2) The facilities have a lot of maintenance issues that just aren’t being taken care of. For example: there are two bathroom buildings, an old one built out of rail cars (?) near the river and a newer-construction one uphill by the RV sites. Both bathrooms have multiple sinks and toilets that are out of order. In the downhill ladies room there was a toilet that ran water constantly and another that wouldn’t flush at all. I actually took that 2nd one apart and fixed it myself. That same ladies’ room had a sink removed completely from the wall leaving hanging pipes sticking out, a 2nd sink that wouldn’t turn on, a 3rd sink with wobbly handles, and a 4th sink that was fully functional. Next to that restroom on one side was what was supposed to be a shower facility but it was completely out of order and locked. On the other side of the restroom there was what was supposed to be a dishwashing station but it was disconnected with pipes dangling and dirt & leaves filling the sink. Why install nice things and then let them fall apart? I don’t understand.
3) They do seem to keep the toilets stocked with soap and TP and paper towels, and there are lots of garbage cans that do get emptied when needed. However, sometimes campers are naughty and leave behind trash outside the bins.

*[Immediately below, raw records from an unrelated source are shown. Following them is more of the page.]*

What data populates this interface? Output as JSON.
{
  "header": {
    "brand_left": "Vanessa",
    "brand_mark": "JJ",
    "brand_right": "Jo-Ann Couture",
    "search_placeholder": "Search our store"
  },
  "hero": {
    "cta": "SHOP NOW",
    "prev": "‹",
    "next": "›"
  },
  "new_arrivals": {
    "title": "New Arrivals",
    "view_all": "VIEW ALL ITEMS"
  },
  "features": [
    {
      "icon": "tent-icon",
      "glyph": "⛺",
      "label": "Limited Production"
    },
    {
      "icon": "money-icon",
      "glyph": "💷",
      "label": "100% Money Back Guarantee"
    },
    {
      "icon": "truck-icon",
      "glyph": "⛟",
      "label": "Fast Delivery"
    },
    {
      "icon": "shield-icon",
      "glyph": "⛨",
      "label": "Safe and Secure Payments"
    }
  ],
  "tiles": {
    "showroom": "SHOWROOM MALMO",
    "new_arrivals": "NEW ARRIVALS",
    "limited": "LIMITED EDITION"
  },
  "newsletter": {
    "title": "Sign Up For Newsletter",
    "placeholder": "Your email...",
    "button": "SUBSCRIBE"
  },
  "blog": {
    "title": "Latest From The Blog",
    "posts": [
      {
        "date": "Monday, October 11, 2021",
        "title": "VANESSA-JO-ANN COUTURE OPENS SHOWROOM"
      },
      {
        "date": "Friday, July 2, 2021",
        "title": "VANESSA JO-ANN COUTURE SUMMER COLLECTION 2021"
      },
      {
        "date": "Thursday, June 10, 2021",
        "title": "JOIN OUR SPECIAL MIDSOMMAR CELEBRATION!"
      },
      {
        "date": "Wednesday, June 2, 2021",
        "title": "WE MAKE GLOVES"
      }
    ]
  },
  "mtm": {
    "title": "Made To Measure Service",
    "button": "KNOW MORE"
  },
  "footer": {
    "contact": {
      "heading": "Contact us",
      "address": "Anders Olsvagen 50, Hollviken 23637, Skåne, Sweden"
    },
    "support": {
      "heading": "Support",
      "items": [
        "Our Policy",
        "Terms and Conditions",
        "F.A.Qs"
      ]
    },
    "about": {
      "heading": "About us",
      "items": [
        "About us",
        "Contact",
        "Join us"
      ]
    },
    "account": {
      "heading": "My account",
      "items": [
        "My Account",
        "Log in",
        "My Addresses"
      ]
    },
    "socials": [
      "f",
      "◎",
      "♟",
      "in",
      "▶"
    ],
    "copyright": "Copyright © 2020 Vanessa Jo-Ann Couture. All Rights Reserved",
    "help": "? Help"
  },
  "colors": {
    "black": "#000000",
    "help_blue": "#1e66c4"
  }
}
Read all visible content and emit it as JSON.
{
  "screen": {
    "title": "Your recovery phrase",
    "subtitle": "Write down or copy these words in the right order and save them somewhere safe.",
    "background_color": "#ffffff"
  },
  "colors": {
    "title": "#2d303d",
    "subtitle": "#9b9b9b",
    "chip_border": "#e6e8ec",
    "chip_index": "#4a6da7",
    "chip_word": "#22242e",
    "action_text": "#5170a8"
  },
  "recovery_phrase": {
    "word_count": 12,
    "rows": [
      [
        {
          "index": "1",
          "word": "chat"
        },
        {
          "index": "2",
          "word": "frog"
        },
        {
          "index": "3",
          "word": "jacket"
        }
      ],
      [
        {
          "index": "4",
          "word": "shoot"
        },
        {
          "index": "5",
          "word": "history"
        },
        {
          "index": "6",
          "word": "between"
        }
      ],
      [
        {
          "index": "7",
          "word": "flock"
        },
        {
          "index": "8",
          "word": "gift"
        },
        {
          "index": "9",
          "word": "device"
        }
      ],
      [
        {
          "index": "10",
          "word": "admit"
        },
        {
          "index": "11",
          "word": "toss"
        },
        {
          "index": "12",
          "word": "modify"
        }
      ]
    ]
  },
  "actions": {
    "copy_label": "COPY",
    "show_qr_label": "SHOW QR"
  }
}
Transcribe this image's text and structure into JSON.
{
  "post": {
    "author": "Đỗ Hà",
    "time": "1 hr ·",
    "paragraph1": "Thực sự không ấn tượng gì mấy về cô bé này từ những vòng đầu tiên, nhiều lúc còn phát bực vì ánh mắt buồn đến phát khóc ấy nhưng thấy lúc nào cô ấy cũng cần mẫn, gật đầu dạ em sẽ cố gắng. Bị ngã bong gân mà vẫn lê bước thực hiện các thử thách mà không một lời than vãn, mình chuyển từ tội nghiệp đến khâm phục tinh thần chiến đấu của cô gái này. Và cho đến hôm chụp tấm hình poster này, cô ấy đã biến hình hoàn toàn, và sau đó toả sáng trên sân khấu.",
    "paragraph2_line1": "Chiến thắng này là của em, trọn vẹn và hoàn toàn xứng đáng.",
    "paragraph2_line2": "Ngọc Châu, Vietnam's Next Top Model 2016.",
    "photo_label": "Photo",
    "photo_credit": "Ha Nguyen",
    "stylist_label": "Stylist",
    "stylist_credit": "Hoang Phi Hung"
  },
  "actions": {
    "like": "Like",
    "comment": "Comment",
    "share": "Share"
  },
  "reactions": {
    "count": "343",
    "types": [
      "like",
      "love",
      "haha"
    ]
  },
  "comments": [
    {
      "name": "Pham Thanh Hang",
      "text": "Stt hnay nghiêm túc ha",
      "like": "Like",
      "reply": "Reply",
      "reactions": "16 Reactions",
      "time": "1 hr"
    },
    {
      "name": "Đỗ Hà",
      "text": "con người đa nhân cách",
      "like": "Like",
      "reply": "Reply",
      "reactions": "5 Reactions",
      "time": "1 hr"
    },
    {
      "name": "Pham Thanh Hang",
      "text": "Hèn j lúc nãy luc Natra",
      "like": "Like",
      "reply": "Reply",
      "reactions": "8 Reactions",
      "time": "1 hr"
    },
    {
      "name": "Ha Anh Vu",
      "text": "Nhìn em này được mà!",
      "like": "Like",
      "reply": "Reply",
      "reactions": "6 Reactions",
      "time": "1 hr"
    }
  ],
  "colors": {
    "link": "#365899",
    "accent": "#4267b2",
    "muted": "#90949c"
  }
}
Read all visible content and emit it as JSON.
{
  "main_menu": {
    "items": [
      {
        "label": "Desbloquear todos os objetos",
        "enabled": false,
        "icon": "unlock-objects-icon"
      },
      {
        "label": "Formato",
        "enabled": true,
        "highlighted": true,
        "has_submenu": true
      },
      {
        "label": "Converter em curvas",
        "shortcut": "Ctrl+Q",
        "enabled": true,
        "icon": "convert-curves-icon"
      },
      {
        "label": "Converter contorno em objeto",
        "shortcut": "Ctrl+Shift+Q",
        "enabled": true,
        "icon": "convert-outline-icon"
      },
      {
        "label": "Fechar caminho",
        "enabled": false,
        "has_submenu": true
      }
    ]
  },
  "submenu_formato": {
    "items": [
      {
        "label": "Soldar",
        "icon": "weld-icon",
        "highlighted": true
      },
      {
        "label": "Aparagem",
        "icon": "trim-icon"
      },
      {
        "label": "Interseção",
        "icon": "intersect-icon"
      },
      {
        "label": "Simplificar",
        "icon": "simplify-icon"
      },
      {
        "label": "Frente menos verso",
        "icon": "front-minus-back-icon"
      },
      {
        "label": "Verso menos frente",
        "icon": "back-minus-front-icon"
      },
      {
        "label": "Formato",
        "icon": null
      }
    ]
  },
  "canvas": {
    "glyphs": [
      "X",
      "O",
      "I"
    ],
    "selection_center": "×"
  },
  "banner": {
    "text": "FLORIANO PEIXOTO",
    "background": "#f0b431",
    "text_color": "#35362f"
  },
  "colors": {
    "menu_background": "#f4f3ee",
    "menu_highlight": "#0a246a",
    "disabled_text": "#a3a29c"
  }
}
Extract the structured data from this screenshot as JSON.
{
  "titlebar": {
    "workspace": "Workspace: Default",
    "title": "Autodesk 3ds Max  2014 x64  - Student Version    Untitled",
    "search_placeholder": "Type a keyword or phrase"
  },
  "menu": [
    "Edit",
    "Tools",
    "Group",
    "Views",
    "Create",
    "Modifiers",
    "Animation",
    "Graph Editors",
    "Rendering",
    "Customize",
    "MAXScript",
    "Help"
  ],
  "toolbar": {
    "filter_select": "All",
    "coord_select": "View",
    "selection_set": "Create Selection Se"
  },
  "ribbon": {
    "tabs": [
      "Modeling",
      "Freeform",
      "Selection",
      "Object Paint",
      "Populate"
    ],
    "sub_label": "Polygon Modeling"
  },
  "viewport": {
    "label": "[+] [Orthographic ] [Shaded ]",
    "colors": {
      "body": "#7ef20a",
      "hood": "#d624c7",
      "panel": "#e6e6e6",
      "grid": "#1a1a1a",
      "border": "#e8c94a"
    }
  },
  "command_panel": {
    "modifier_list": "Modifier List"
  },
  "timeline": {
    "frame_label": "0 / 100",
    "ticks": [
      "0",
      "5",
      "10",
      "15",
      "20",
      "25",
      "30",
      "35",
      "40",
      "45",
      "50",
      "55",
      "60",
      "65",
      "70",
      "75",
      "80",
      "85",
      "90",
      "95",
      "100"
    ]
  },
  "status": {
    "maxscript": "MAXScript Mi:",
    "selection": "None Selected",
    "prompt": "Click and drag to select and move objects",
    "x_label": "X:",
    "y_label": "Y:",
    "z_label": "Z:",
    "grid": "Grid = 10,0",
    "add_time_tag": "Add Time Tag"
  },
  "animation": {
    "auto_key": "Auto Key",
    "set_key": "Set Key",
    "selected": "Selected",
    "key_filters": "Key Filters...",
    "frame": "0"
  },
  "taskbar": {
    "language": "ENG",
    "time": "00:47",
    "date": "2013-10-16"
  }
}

This ranges from micro-trash (bottle caps, wrapper ends) to big pieces (foil pans, beer bottles). We stayed there for 2 days after the giant party moved on, but we never saw camp staff coming around to deal with the loose litter. We were pulling wads of fishing line out of the rocks and throwing away other people’s bottles. Blech.
4) There is an on-site rafting company. We took a full-day rafting trip that launched right from the campground & we had a great time.
5) There is a little general store that sells ice, firewood, souvenirs, Tshirts, etc.
6) It is a gated facility so hopefully secure?